The Chairman of the Russian Federation Council’s (upper house of parliament) Foreign Affairs Committee Konstantin Kosachev told the paper that Russia will roll out a tit-for-tat response to any unfriendly diplomatic steps included in the second package of U.S. sanctions.
Speaking on Moscow’s possible response, Kosachev said that concerning the economy, Russia should be more accurate and selective, in order not to harm its own interests. “But as for politics, in particular diplomacy, I’m an ardent supporter of tit-for-tat measures,” the senator stressed.
According to Kosachev, Russian-U.S. relations now are at their lowest point and Washington’s new sanctions cannot have any influence on them. The senator noted that the new sanctions, which are linked to the Skripal case, would have a negative effect, but it would not be critical.
“Russia’s economy is developing in line with its own laws. It can move forward without cooperation with the U.S.,” the lawmaker emphasized.

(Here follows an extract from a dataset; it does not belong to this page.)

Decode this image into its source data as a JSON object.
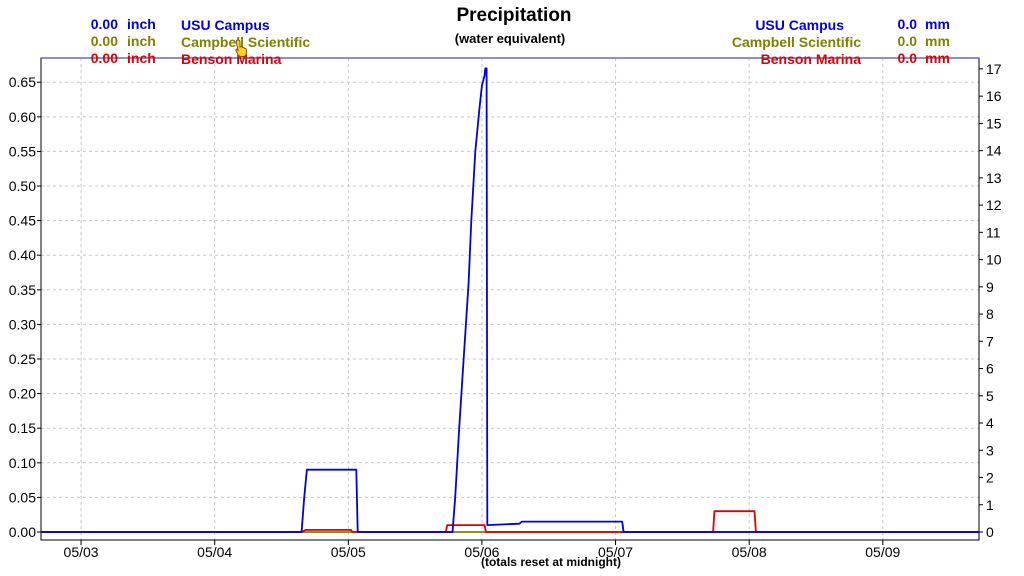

“Both bills currently considered by Congress imply tough measures against Moscow. The ‘bill from hell’ stipulates a full ban on any communications with Russia’s state banks and this means isolating Russia from the global financial system, which is controlled by Washington,” says Dmitry Suslov, Deputy Director of the Center for Comprehensive European and International Studies at Russia’s Higher School of Economics. “However, it’s very unlikely that in this situation Washington will accept that, and the Europeans would hardly back this. The U.S. cannot initiate a full blockade of the Russian financial system unilaterally.”
To reduce the possible damage of the U.S. measures for the Russian economy the Russian government has drawn up a plan to wean the economy off the dollar, the paper says.